Antimicrobial resistance in bloodstream infection does not affect outcome in intensive care unit patients with acute renal failure treated with renal replacement therapy
© BioMed Central Ltd 2005
Published: 7 March 2005
Bloodstream infections (BSI) have a worse outcome when the microorganisms involved are antimicrobial resistant (AM-R), compared with BSI with antimicrobial susceptible (AM-S) microorganisms. We evaluated whether this is also true in ICU patients with acute renal failure who are treated with renal replacement therapy (ARF-RRT), a particular severely ill cohort of ICU patients.
All ARF-RRT patients with BSI admitted in our 54-bed tertiary care ICU during the period 1995–2002 were included in the study. Enteroccci were defined AM-R when resistant to vancomycin, staphylococci when resistant to methicillin, Gram-negative bacteria when resistant to ceftazidim, Pseudomonas when resistant to ceftazidim, quinolones, piperacilin, or imipenem, and Candida when resistant to fluconazole. Catheter-related BSI and BSI of unknown origin were defined as primary BSI. Data are presented as number (percentage) or median (interquartile range).

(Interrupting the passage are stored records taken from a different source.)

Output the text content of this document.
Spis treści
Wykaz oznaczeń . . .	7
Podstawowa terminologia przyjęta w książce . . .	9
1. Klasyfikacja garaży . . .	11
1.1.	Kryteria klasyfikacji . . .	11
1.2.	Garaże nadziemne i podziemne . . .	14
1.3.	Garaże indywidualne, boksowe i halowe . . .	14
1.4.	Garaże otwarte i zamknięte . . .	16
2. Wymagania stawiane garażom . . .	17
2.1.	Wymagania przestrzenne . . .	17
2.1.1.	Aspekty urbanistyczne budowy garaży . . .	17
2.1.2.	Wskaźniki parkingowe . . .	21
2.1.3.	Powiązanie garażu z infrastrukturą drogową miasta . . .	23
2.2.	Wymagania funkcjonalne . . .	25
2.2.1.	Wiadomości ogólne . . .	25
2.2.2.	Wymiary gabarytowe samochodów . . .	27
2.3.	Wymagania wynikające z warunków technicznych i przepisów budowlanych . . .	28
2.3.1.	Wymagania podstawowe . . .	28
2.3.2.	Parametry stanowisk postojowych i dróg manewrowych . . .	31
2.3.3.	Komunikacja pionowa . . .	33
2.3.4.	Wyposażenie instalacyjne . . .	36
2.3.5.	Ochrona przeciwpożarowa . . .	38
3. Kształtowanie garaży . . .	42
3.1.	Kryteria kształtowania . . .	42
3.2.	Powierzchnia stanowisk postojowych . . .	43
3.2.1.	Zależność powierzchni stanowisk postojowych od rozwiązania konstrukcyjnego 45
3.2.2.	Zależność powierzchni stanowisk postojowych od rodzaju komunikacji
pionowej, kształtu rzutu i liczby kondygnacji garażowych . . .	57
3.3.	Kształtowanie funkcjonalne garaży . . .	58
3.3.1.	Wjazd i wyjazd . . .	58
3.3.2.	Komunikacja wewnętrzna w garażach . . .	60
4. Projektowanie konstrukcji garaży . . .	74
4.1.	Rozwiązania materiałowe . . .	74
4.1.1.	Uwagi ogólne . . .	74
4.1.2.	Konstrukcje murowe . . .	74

During the 8-year study period, 79 out of 1032 ARF-RRT patients (7.7%) developed BSI, incurring 88 different microorganisms. AM-R was present in 50 patients (63%). Gram-positive bacteria were more frequent in patients with AM-R BSI (72% vs 24%, P < 0.001), whereas Gram-negative bacteria (24% vs 53%, P = 0.006) or Candida (2% vs 18%, P = 0.008) were less frequent. A higher proportion of patients with AM-R BSI had primary BSI (58% vs 17%, P < 0.001). Patients with AM-R BSI and AM-S BSI had the same age (57 [42–67] years vs 62 [53–69] years, P = 0.150), and APACHE II score on admission (26 [17–32] vs 28 [18–37], P = 0.338). Time to BSI after start of RRT was longer in the AM-R group (11 [6–21] days vs 5 [1–19] days, P = 0.026). Patients with AM-R BSI had a higher need for vasopressor therapy (80% vs 52%, P = 0.008). Length of hospital stay was not different (42 [26–73] days vs 31 [16–75] days, P = 0.528) as was inhospital mortality (64% vs 72%, P = 0.443). Cox regression analysis identified, after adjustment for various covariates, older age (hazard ratio = 1.03 per year, 95% confidence interval: 1.01–1.05, P = 0.02), and primary BSI (hazard ratio = 0.42, 95% confidence interval: 0.21–0.85, P = 0.02) as associated with hospital mortality. There was no significant association between AM-R BSI and hospital mortality.
In a subset of ICU patients with ARF-RRT, antimicrobial resistance of microorganisms that caused BSI did not affect mortality. After adjustment for various covariates, older age was associated with higher mortality. In addition, primary BSI was associated with lower inhospital mortality.